- A temporary ceasefire is to last 32 hours.
- Kyiv warns it will react if Russia violates it.
- The United Arab Emirates is helping to mediate the prisoner exchange, according to the Russian ministry.
kyiv: A temporary truce between Russia and Ukraine came into effect on Saturday, with kyiv warning it would respond “immediately” if Russia violated it.
Russian President Vladimir Putin ordered the ceasefire to coincide with Orthodox Easter on Thursday, more than a week after Ukrainian President Volodymyr Zelensky first proposed it.
Both parties agreed to respect it.
The ceasefire is to last 32 hours, from 4 p.m. (1 p.m. GMT) Saturday until the end of Sunday, according to the Kremlin.
“Ukraine will respect the ceasefire and respond strictly in kind.
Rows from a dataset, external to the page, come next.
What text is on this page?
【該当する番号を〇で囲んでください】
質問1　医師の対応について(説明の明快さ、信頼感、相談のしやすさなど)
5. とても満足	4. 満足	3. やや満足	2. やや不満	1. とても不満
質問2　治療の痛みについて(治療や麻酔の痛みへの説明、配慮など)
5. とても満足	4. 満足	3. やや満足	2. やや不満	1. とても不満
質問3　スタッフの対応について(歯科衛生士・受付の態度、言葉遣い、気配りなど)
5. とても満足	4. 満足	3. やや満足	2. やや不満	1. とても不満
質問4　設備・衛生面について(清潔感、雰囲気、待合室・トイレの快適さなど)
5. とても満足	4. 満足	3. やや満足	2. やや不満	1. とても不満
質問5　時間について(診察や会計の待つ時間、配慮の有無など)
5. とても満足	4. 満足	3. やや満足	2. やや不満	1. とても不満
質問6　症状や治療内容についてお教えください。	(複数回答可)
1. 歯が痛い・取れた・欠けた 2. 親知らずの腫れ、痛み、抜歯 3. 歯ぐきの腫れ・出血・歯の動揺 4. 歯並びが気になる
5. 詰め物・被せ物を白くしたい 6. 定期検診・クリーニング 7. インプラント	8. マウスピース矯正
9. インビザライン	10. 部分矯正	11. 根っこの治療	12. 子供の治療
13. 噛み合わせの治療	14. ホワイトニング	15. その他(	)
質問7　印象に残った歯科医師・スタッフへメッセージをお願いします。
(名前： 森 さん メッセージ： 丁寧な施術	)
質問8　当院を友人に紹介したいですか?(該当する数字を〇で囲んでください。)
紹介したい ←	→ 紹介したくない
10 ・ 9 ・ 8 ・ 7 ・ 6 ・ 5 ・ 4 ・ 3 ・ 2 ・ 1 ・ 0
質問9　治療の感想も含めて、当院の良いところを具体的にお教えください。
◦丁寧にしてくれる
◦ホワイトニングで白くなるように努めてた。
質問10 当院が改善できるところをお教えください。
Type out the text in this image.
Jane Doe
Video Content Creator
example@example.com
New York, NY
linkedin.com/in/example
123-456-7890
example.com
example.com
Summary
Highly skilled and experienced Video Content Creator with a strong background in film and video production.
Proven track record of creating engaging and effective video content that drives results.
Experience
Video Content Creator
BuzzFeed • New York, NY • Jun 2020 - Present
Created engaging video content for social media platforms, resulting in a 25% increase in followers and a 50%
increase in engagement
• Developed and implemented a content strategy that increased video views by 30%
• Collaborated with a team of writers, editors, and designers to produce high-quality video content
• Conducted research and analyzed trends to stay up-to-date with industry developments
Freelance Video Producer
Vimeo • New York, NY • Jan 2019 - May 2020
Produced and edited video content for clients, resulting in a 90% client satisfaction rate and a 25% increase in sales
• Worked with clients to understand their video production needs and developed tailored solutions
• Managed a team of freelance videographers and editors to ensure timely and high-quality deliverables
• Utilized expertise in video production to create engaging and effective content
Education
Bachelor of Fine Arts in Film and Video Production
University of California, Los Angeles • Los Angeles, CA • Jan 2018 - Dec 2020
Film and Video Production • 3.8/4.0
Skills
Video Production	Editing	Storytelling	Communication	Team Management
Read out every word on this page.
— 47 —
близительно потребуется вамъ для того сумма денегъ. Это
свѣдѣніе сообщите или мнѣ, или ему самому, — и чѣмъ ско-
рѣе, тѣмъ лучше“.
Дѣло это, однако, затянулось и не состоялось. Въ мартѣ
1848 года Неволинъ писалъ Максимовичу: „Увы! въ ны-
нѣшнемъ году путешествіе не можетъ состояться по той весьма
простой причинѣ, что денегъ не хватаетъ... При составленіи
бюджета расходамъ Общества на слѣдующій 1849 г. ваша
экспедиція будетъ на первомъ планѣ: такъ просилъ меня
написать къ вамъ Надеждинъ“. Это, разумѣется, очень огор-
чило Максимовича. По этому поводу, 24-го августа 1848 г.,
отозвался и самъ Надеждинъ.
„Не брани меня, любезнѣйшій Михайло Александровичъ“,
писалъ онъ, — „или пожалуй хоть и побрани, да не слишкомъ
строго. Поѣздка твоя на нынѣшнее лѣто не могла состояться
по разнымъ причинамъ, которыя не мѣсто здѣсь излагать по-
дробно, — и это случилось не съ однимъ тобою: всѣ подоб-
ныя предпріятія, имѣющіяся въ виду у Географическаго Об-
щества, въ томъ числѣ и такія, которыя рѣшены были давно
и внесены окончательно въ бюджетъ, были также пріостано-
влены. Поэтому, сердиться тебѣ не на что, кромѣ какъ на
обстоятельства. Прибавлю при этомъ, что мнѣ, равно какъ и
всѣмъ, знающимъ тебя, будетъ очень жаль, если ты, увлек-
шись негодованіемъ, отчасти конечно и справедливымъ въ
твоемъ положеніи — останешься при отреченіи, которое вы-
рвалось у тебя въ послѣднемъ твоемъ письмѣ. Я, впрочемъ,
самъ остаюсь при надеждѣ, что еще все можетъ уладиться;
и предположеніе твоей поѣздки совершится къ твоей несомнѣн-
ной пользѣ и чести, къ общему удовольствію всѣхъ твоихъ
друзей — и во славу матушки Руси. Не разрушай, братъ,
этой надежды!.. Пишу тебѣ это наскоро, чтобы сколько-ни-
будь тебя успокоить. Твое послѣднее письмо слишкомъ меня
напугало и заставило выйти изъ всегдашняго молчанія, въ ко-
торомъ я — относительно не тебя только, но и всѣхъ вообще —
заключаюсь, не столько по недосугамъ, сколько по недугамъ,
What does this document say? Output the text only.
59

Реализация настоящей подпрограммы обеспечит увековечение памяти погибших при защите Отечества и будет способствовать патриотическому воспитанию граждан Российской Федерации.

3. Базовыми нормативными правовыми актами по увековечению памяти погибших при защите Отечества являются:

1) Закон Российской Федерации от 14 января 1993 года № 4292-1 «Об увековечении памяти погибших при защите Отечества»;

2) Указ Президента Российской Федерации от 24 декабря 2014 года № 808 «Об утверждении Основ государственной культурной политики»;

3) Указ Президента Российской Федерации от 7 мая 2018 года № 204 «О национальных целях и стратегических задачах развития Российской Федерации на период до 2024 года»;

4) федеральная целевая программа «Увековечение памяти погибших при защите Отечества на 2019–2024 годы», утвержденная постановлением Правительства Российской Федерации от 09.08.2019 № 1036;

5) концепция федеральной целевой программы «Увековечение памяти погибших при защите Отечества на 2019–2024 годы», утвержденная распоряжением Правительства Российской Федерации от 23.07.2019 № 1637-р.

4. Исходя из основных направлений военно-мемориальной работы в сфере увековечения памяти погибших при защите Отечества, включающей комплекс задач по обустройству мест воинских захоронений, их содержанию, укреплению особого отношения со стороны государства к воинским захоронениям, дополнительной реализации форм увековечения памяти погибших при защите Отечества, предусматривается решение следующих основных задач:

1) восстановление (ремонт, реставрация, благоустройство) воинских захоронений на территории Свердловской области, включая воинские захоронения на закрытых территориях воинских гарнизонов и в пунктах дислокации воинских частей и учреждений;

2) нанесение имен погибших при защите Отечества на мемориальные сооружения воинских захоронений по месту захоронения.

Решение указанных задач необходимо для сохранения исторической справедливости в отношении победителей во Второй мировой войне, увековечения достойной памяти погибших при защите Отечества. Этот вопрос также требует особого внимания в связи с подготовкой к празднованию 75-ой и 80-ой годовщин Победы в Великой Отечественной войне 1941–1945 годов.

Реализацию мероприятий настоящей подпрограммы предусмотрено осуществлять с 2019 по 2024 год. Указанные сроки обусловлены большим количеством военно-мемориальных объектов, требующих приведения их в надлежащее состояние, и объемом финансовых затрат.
The absence of Russian strikes in the air, on land and at sea will mean no response from us,” Ukrainian President Volodymyr Zelensky said in a message on X.
The Ukrainian army declared itself ready to react “immediately” if Russia violated it.
Hours before the truce began, Russia launched at least 160 drones into Ukraine, killing four people in the east and south of the country and injuring dozens more, Ukrainian authorities said.
The southern Odessa region was among the hardest hit, with authorities reporting two deaths and damage to civilian infrastructure.
A wave of Ukrainian drones started a fire at an oil depot and damaged apartment buildings in Russia’s southern Krasnodar region, authorities said.
Four people have died in Ukrainian drone strikes on Russian-occupied areas in eastern Ukraine’s Donetsk and Kherson regions, according to Russian-installed officials.
Ukrainians expressed skepticism that the truce would hold.
The two sides reached a ceasefire for Orthodox Easter last year, but both have accused the other of hundreds of violations.
Despite tensions over the truce, the warring parties exchanged 175 prisoners of war each on Saturday, officials said.
The United Arab Emirates helped mediate this exchange, the Russian Defense Ministry said.
Exchanges of prisoners of war constitute one of the rare areas of cooperation between the belligerents.
Diplomacy at a standstill
U.S.-led talks aimed at ending the four-year conflict have stalled in recent weeks due to the war in the Middle East.
Even before the war in Iran, progress toward a peace deal in Ukraine had been slow, due to differences over the territorial issue.
Ukraine has proposed freezing the conflict along the current front lines.
But Russia rejected the proposal, saying it wanted Ukraine to give up all the territory in the Donetsk region it currently controls – a demand kyiv finds unacceptable.
Multiple rounds of U.S.-led talks have failed to bring the warring sides closer to an agreement.
Kremlin spokesman Dmitry Peskov denied that Russia had discussed the ceasefire with Ukraine or the United States in advance and said it was not linked to negotiations to end the war.
The war has cost hundreds of thousands of lives and forced millions to flee their homes, making it the deadliest conflict in Europe since World War II.
After four years, the fighting on the front has practically come to a standstill.
Russia has made small territorial gains at great cost.
But kyiv has recently managed to retreat in the southeast and Russian advances have slowed since the end of 2025, according to the American Institute for the Study of War (ISW).
Besides the Ukrainian counterattacks, analysts attributed the slowdown to Russia’s ban on SpaceX’s Starlink satellites and Moscow’s efforts to block the messaging app Telegram.
But the situation is unfavorable for Ukraine in the Donetsk region, near the cities of Kramatorsk and Sloviansk, according to the ISW.
Moscow occupies just over 19% of Ukrainian territory, most of which was seized in the first weeks of the conflict.